Au fil des jours et des nuits, il m’agaçait de plus en plus par ses allées et venues dans la cellule, par son manque de
savoir-vivre et son désœuvrement.
Ne
lisant pas, n’écoutant que très peu la radio – Michel et moi lui avions
fait comprendre que cela nous gênait –, il vivait
dans un ennui absolu. Sa seule occupation était de nous regarder et
de nous imiter. Et ainsi, un matin, je m’aperçus qu’il me regardait
tandis que je faisais ma toilette. Sans arrière-pensée,
d’ailleurs, simplement pour voir quelque chose. C’est du moins ce
que je suppose. Comme Michel dormait encore, je m’approchai de José et
lui dis à voix basse :
– Je préfère que tu ne m’observes pas pendant que je me lave.
De ce jour, il fut convenu que nous tendrions une couverture entre le lit et le mur pour la toilette. Mais, quand une cause de
friction disparaissait, une autre surgissait.
Depuis que je cantinais des fruits et des laitages, José devenait de plus en plus difficile à contenter sur le plan alimentaire.
Il repoussait son assiette en disant :
– Je ne peux pas manger ça.
Et
je lui offrais de partager les provisions. Mais, comme cela devint
systématique, je finis par me montrer plus réticent.
Semblable en cela à tous les violeurs que j’ai pu voir autour de
moi, il était très attiré par les plaisirs de la table, aussi ne put-il
s’empêcher d’insister :
– Si je te demande une tomate, tu vas m’envoyer chier ?
Irrité, je répondis en le regardant :
– Oui.
Si bien que la tension s’accrut encore et, un peu plus tard, il trouva l’occasion de dire :
– Je ne suis vraiment pas méchant mais un jour tu pourrais bien en prendre une sur la gueule.

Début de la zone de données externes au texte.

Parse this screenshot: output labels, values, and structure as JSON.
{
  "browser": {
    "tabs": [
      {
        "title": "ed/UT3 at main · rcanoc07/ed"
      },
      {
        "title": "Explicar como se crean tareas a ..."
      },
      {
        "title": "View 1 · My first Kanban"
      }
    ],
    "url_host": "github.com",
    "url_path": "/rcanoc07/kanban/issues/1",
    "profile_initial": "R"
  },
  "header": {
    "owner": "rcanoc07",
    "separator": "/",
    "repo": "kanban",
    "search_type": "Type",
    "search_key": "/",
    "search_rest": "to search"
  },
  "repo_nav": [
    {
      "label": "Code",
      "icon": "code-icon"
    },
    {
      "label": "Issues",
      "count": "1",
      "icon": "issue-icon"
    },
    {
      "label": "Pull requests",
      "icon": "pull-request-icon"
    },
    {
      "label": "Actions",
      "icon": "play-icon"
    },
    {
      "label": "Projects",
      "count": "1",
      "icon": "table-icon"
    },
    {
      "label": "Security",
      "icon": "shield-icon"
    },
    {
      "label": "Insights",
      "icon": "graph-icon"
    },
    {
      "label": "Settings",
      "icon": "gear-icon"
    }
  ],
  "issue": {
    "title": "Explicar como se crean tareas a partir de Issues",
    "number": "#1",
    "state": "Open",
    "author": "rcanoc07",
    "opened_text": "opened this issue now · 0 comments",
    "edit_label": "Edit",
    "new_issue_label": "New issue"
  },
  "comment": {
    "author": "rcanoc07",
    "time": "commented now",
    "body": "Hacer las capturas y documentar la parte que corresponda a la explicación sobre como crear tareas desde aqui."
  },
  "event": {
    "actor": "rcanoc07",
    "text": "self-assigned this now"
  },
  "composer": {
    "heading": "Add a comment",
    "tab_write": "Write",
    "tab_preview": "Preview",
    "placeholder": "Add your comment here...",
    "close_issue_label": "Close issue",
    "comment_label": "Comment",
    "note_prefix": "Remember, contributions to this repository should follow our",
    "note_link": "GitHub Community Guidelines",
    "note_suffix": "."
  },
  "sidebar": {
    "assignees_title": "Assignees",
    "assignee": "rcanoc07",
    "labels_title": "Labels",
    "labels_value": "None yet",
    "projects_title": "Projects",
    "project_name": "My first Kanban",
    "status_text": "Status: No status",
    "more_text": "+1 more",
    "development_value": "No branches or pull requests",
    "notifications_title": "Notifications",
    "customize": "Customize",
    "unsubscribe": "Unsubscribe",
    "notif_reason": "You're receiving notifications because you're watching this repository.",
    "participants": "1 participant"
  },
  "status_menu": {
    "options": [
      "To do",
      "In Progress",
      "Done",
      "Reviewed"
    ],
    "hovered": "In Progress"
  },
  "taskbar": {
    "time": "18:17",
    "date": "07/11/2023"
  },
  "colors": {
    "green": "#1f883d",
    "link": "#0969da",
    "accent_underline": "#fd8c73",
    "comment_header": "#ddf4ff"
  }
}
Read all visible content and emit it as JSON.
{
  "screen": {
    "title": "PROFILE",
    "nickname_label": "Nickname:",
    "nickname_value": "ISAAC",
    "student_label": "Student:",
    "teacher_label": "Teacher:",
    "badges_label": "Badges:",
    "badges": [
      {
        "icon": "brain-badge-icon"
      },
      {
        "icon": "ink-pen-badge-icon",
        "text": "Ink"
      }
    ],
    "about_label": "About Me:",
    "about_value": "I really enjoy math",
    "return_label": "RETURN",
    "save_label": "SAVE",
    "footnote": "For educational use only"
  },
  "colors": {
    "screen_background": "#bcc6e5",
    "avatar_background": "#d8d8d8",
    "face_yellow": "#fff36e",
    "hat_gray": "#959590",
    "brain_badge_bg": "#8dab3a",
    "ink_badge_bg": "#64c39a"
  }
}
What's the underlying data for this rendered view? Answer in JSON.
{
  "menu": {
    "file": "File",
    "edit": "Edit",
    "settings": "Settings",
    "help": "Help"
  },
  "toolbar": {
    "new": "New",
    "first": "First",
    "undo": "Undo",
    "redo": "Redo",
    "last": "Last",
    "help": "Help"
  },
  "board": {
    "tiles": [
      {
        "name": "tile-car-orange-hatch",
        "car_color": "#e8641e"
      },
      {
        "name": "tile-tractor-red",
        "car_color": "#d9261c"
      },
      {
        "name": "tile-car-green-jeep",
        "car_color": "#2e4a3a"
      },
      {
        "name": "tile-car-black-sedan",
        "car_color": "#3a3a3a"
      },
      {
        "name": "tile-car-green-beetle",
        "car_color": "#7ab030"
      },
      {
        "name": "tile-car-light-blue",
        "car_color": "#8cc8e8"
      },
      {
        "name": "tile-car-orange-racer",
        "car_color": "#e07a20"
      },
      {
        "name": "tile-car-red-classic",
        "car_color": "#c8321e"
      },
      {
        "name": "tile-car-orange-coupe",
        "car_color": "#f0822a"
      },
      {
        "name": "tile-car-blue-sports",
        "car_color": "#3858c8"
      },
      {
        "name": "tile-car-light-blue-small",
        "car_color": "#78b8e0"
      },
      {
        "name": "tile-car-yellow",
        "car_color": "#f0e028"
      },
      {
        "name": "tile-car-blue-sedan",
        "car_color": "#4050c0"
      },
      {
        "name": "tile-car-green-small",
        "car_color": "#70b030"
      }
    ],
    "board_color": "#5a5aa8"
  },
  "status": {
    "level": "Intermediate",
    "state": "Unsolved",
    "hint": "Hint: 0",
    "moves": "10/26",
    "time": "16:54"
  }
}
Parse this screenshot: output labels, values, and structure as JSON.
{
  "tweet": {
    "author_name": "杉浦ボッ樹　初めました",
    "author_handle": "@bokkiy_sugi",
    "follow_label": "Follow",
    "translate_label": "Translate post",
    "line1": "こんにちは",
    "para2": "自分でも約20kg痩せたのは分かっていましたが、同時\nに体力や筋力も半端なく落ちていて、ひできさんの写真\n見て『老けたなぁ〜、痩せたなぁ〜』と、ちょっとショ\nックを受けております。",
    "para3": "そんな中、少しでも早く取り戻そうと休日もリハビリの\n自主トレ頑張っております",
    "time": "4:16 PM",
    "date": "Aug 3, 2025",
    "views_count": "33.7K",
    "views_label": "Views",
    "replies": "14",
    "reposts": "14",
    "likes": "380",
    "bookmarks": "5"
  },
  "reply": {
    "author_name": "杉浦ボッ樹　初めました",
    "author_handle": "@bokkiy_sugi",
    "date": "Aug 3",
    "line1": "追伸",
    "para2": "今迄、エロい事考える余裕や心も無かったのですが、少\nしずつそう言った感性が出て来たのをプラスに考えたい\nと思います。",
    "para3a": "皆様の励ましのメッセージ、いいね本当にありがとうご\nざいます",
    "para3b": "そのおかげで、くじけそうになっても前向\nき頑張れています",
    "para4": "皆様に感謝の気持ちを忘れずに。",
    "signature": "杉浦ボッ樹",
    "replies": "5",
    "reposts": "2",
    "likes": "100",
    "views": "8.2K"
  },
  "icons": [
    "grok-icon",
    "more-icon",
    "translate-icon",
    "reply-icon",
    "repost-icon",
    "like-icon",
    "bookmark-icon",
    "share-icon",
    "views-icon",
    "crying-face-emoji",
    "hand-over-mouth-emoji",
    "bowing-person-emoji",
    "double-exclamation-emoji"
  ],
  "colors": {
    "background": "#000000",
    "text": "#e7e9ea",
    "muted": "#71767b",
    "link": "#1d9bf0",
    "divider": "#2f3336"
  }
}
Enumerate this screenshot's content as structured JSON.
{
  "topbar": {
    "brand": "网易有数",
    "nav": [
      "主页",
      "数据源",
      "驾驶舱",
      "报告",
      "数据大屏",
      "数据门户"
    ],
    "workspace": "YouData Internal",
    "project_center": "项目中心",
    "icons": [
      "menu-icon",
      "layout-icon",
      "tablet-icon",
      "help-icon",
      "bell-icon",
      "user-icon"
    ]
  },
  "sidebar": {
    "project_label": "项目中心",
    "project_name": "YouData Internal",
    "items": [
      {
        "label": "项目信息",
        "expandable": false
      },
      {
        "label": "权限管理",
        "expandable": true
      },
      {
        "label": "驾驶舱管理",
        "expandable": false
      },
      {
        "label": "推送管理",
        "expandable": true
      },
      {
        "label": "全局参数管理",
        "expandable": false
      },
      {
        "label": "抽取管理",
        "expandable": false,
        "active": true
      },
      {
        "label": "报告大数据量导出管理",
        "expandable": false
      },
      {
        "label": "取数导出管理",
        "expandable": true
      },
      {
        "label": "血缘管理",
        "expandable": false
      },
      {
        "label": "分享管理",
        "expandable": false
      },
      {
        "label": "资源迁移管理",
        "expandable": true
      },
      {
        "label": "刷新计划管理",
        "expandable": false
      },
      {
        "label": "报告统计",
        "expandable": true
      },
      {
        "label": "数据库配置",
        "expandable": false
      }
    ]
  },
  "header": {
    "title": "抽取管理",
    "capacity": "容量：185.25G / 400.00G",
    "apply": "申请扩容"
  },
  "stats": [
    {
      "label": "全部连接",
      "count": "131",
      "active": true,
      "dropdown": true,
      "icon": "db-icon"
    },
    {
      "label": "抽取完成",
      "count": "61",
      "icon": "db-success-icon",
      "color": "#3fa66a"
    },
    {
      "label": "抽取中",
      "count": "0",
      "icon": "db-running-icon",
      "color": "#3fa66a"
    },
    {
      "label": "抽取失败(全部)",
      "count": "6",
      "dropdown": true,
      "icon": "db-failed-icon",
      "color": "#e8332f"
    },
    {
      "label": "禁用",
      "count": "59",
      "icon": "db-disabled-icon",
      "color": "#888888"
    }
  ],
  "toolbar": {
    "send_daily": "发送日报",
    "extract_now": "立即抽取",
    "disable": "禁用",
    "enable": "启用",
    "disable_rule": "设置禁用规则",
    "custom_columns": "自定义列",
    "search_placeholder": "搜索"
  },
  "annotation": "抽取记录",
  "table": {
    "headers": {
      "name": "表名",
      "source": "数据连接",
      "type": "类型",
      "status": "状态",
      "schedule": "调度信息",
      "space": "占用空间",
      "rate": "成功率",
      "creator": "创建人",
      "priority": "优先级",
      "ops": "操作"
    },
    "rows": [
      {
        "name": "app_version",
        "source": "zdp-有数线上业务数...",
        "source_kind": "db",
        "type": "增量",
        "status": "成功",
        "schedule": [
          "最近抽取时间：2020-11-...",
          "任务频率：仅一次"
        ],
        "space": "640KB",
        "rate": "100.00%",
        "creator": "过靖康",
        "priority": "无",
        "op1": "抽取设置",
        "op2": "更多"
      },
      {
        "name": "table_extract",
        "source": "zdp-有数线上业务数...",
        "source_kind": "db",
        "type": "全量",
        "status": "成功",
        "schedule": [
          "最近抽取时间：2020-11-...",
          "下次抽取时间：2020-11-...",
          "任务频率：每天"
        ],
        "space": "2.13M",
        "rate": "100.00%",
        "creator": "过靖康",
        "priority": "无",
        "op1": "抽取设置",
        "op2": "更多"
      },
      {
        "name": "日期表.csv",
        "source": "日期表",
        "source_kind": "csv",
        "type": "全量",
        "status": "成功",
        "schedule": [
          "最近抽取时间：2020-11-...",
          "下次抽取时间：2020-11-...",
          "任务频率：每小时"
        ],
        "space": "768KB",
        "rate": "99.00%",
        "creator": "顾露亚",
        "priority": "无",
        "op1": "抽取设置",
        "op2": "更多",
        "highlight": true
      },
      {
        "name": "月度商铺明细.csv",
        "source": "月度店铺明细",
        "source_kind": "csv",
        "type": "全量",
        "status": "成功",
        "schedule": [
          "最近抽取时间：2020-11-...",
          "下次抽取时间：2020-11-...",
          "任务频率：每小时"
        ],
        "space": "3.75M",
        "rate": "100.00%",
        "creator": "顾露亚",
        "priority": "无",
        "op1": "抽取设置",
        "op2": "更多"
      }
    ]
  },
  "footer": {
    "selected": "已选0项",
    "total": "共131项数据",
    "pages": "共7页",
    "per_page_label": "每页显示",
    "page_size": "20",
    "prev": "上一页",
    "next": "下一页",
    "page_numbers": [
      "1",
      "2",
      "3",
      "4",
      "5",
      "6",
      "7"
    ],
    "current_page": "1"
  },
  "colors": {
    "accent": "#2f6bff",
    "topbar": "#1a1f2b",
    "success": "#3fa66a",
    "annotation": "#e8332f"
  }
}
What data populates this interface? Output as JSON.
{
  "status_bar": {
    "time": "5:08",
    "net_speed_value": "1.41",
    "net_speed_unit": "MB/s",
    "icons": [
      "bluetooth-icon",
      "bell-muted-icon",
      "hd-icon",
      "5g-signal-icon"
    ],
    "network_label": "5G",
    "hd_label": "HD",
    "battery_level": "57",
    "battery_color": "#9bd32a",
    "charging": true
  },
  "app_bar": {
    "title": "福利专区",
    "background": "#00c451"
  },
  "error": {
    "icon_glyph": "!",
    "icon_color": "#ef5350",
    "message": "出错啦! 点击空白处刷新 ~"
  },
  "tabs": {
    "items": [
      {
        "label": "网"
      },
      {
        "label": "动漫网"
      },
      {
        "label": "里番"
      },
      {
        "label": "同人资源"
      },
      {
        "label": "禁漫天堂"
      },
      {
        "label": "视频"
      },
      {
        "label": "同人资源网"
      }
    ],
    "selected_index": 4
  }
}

– Je ne te conseille pas de me menacer, lui répondis-je.
Et lui, du fond de son immense et pathétique faiblesse, marmonna :
– Je ne te menace pas.
Néanmoins, je pris l’habitude de dormir en conservant une certaine vigilance, et en même temps des pensées très violentes me
traversaient l’esprit. Je comprenais comment certaines histoires de coups de tabouret pouvaient survenir.
Au cours d’une promenade, je suggérai à Michel de faire remplacer José par quelqu’un d’autre.
–
Je connais ce genre de gars, me répondit-il, il faut que tu fasses
attention. Mais, si on demandait un changement, on pourrait
tomber sur bien pire… par exemple un type qui écoute la radio ou
regarde la télé toute la journée… Nous serions vite abrutis.
Je savais qu’il avait raison. Il y a tant de cellules où le téléviseur n’est jamais éteint, et nous étions l’une des rares à ne
pas en vouloir.
Peu de temps après, un soir, José formulait la même idée :
– Tu as tort de te plaindre de moi, tu sais… Il y a des types avec qui tu serais plus malheureux, comme ceux qui font du sport
toute la journée. Dès le matin, ils comptent leurs pompes : … treize, quatorze, quinze… Crois- moi, tu souffrirais.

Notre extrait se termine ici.